Chciałabym się podzielić z Wami przepisem na rybę po grecku, jaką robi się u mnie w domu, jest troszkę inna niż wszystkie, bo rybę się rozdrabnia, a wśród warzyw znajduje się papryka czerwona. Zdjęcie jest zeszłoroczne, więc proszę o wyrozumiałość :) Po inne przepisy na Święta zajrzyjcie tutaj -
klik.
Ryba po grecku
1 kg filetów z dorsza lub morszczuka
mąka do panierowania
olej
30 dag marchwi
pietruszka
papryka czerwona (lub papryka konserwowa)
4 cebule
słoiczek koncentratu lub przecieru pomidorowego
szklanka wody
liść laurowy
łyżka cukru
2 kulki ziela angielskiego
sok z połowy cytryny
sól, pieprz naturalny, pieprz ziołowy
Rozgrzać olej na patelni, filety doprawić solą i pieprzem ziołowym, obtoczyć w mące i smażyć na rozgrzanym oleju z dwóch stron na złoto - po około 3 minuty.

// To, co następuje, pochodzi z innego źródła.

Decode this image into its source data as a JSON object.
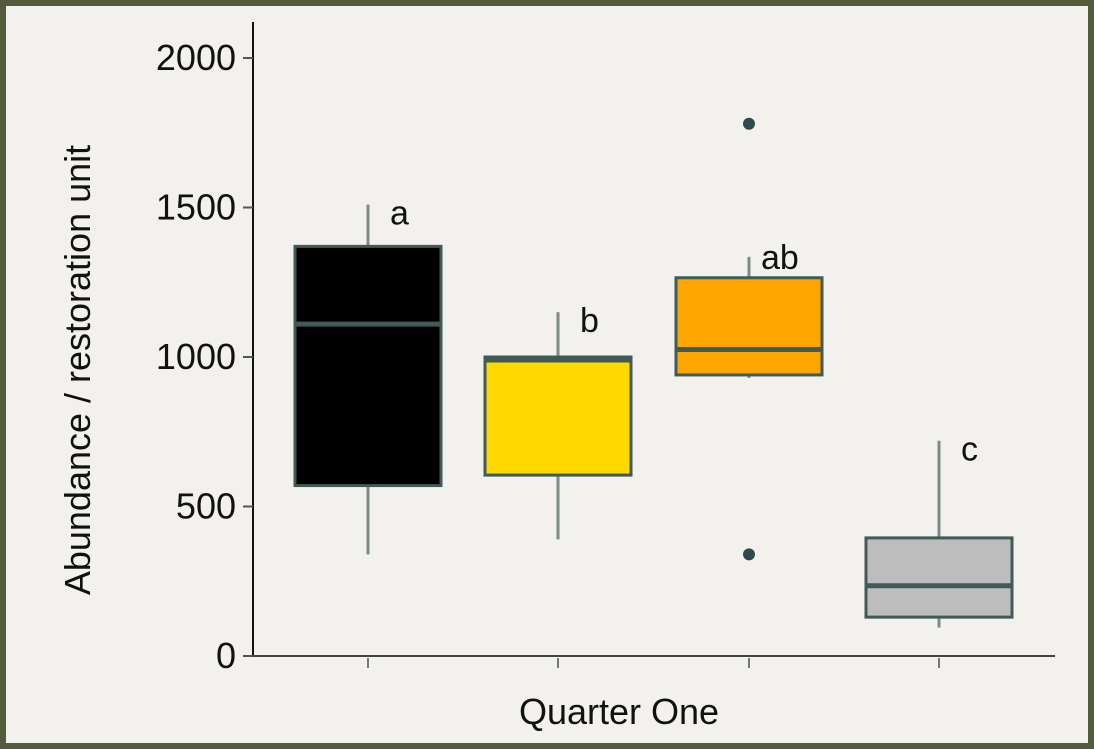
{
  "chart_data": {
    "type": "box",
    "title": "",
    "xlabel": "Quarter One",
    "ylabel": "Abundance / restoration unit",
    "ylim": [
      0,
      2050
    ],
    "yticks": [
      0,
      500,
      1000,
      1500,
      2000
    ],
    "grid": false,
    "legend": "none",
    "boxes": [
      {
        "color": "#000000",
        "q1": 570,
        "median": 1110,
        "q3": 1370,
        "whisker_low": 340,
        "whisker_high": 1510,
        "outliers": [],
        "label": "a"
      },
      {
        "color": "#ffd800",
        "q1": 605,
        "median": 990,
        "q3": 1000,
        "whisker_low": 390,
        "whisker_high": 1150,
        "outliers": [],
        "label": "b"
      },
      {
        "color": "#ffa500",
        "q1": 940,
        "median": 1025,
        "q3": 1265,
        "whisker_low": 930,
        "whisker_high": 1335,
        "outliers": [
          1780,
          340
        ],
        "label": "ab"
      },
      {
        "color": "#bdbdbd",
        "q1": 130,
        "median": 235,
        "q3": 395,
        "whisker_low": 95,
        "whisker_high": 720,
        "outliers": [],
        "label": "c"
      }
    ]
  }
}
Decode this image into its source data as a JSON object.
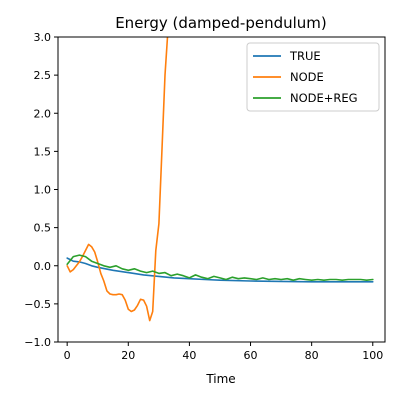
{
  "chart_data": {
    "type": "line",
    "title": "Energy (damped-pendulum)",
    "xlabel": "Time",
    "ylabel": "",
    "xlim": [
      -3,
      104
    ],
    "ylim": [
      -1.0,
      3.0
    ],
    "xticks": [
      0,
      20,
      40,
      60,
      80,
      100
    ],
    "yticks": [
      -1.0,
      -0.5,
      0.0,
      0.5,
      1.0,
      1.5,
      2.0,
      2.5,
      3.0
    ],
    "xtick_labels": [
      "0",
      "20",
      "40",
      "60",
      "80",
      "100"
    ],
    "ytick_labels": [
      "−1.0",
      "−0.5",
      "0.0",
      "0.5",
      "1.0",
      "1.5",
      "2.0",
      "2.5",
      "3.0"
    ],
    "grid": false,
    "legend_position": "top-right",
    "series": [
      {
        "name": "TRUE",
        "color": "#1f77b4",
        "x": [
          0,
          1,
          2,
          4,
          6,
          8,
          10,
          15,
          20,
          25,
          30,
          35,
          40,
          45,
          50,
          60,
          70,
          80,
          90,
          100
        ],
        "y": [
          0.1,
          0.08,
          0.06,
          0.05,
          0.03,
          0.0,
          -0.02,
          -0.06,
          -0.09,
          -0.12,
          -0.14,
          -0.16,
          -0.17,
          -0.18,
          -0.19,
          -0.2,
          -0.205,
          -0.21,
          -0.21,
          -0.21
        ]
      },
      {
        "name": "NODE",
        "color": "#ff7f0e",
        "x": [
          0,
          1,
          2,
          3,
          4,
          5,
          6,
          7,
          8,
          9,
          10,
          11,
          12,
          13,
          14,
          15,
          16,
          17,
          18,
          19,
          20,
          21,
          22,
          23,
          24,
          25,
          26,
          27,
          28,
          29,
          30,
          31,
          32,
          33,
          33.5
        ],
        "y": [
          0.0,
          -0.08,
          -0.05,
          0.0,
          0.05,
          0.12,
          0.2,
          0.28,
          0.25,
          0.18,
          0.05,
          -0.1,
          -0.2,
          -0.33,
          -0.37,
          -0.38,
          -0.38,
          -0.37,
          -0.38,
          -0.45,
          -0.57,
          -0.6,
          -0.58,
          -0.52,
          -0.44,
          -0.45,
          -0.53,
          -0.72,
          -0.6,
          0.2,
          0.55,
          1.5,
          2.5,
          3.1,
          3.2
        ]
      },
      {
        "name": "NODE+REG",
        "color": "#2ca02c",
        "x": [
          0,
          2,
          4,
          6,
          8,
          10,
          12,
          14,
          16,
          18,
          20,
          22,
          24,
          26,
          28,
          30,
          32,
          34,
          36,
          38,
          40,
          42,
          44,
          46,
          48,
          50,
          52,
          54,
          56,
          58,
          60,
          62,
          64,
          66,
          68,
          70,
          72,
          74,
          76,
          78,
          80,
          82,
          84,
          86,
          88,
          90,
          92,
          94,
          96,
          98,
          100
        ],
        "y": [
          0.02,
          0.12,
          0.14,
          0.12,
          0.06,
          0.03,
          0.0,
          -0.02,
          0.0,
          -0.04,
          -0.06,
          -0.04,
          -0.07,
          -0.09,
          -0.07,
          -0.1,
          -0.09,
          -0.13,
          -0.11,
          -0.13,
          -0.16,
          -0.12,
          -0.15,
          -0.17,
          -0.14,
          -0.16,
          -0.18,
          -0.15,
          -0.17,
          -0.16,
          -0.17,
          -0.18,
          -0.16,
          -0.18,
          -0.17,
          -0.18,
          -0.17,
          -0.19,
          -0.17,
          -0.18,
          -0.19,
          -0.18,
          -0.19,
          -0.18,
          -0.18,
          -0.19,
          -0.18,
          -0.18,
          -0.18,
          -0.19,
          -0.18
        ]
      }
    ]
  }
}
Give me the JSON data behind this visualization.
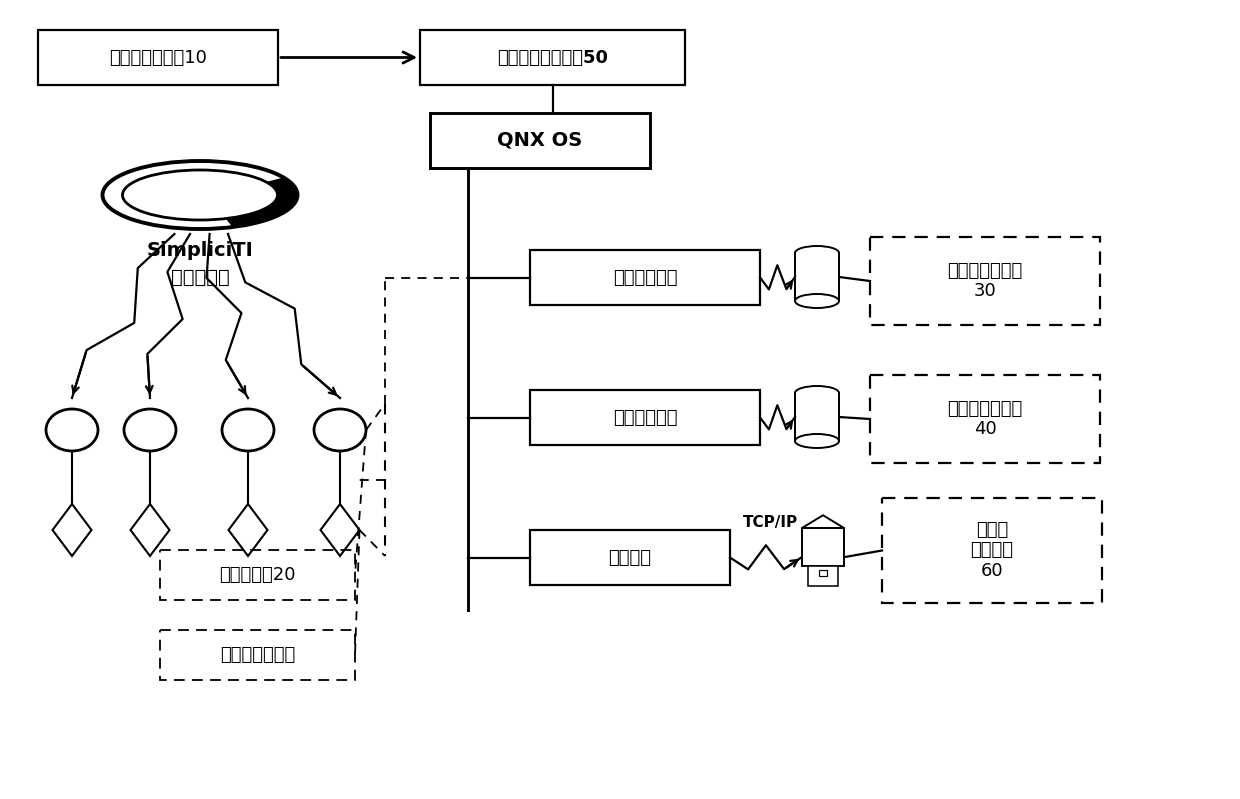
{
  "bg_color": "#ffffff",
  "wlan_text": "无线网络控制器10",
  "backup_text": "数据备份主控制器50",
  "qnx_text": "QNX OS",
  "proc1_text": "数据日志进程",
  "proc2_text": "增量日志进程",
  "proc3_text": "备份进程",
  "store1_text": "数据日志存储器\n30",
  "store2_text": "增量日志存储器\n40",
  "sense_text": "感知层\n控制中心\n60",
  "sensor20_text": "无线传感器20",
  "sensornode_text": "无线传感器节点",
  "simpliciti1": "SimpliciTI",
  "simpliciti2": "无线传感网",
  "tcpip_text": "TCP/IP",
  "lw": 1.6
}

Rybę rozdrobnić rękoma na mniejsze kawałki i przełożyć połowę z nich do naczynia, w którym będziemy serwować danie.
Pokrojona cebulę usmażyć na rozgrzanym oleju w rondlu.
Marchew i pietruszkę zetrzeć na tarce o dużych oczkach i dołożyć do cebuli, pod przykryciem smażyć około 20 minut.
Po 15 minutach dołożyć pokrojoną w kostkę paprykę.
W między czasie zagotować wodę z liściem laurowym, zielem angielskim, cukrem i pieprzem naturalnym w kulkach.
Zagotowaną wodę z przyprawami (wywar), koncentrat pomidorowy i sok z cytryny dolać do smażonych warzyw, gotować aż woda odparuje, pod przykryciem jeszcze jakieś 5 minut.
Zdjąć rondel z palnika, zostawić do przestygnięcia pod przykryciem.
Połowę masy warzywnej wyłożyć na rybę znajdującą się już w naczyniu.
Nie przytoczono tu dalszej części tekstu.